Maintes fois j’ai relu les lettres de Racine à sa femme, à ses enfants, à son ami Boileau, et les Mémoires de son fils Louis.

Double attrait de ces vieux textes.

D’une part, ils nous permettent de constater, et la constatation nous touche, que, d’une époque à l’autre, le fond de la vie ne varie guère : grâce et naïveté de l’enfance, inquiète tendresse des parents, incertitude des médecins au chevet du malade, — le poème du foyer est toujours fait à peu près des mêmes joies et des mêmes angoisses.

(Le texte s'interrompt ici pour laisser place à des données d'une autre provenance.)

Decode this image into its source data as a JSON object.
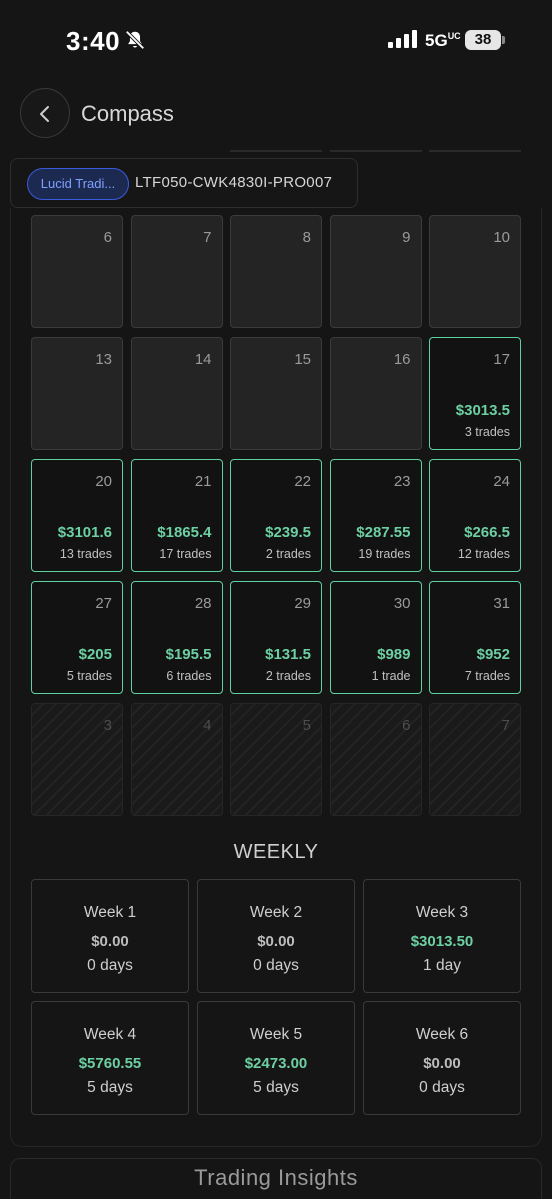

Que de différences, en revanche, dans la façon de sentir et de s’exprimer, dans les menus faits de la vie quotidienne ! Au moindre malaise, on a recours à la saignée, à l’émétique. On met trente-six heures pour aller de Paris à la Ferté-Milon. On s’excuse d’écourter sa lettre en disant : « Je suis paresseux d’allumer la bougie, » c’est-à-dire de souffler sur un tison ou de battre le briquet, ce qui n’est pas petite affaire. Et quelles belles formules de politesse ! Racine dit à Boileau : « Monsieur, » ou « Mon cher Monsieur. » Boileau répond : « Monsieur votre fils me montra une traduction d’une harangue de Tite-Live qu’il a faite, et j’en fus fort content. » Les lettres de Racine adressées à ses proches portent : A Monsieur, Monsieur Rivière. — A Mademoiselle, Mademoiselle Rivière. — A Monsieur, Monsieur Racine le fils (ou : le jeune), au-dessus de l’appartement de Mme de Ventadour, près celui de M. Busca, à Versailles. Ce fils étant l’aîné a droit à une marque spéciale de considération ; en parlant de lui, le père l’appelle « Racine ; » il lui écrit : « Votre mère vous salue » (parfois aussi : « vous embrasse de tout son cœur ») ; il lui dit vous, comme à sa sœur Mlle Rivière. A sa femme qu’il appelle « mon cœur » et « mon cher cœur » il dit tantôt vous et tantôt tu. « Faites, écrit-il à son fils aîné, mes baisemains à M. Rivière, à vos sœurs. » En lui parlant de Marie-Catherine, la plus âgée d’entre elles, il dit : « Votre sœur » ou : « Votre sœur aînée ; » quant aux cinq autres enfants, .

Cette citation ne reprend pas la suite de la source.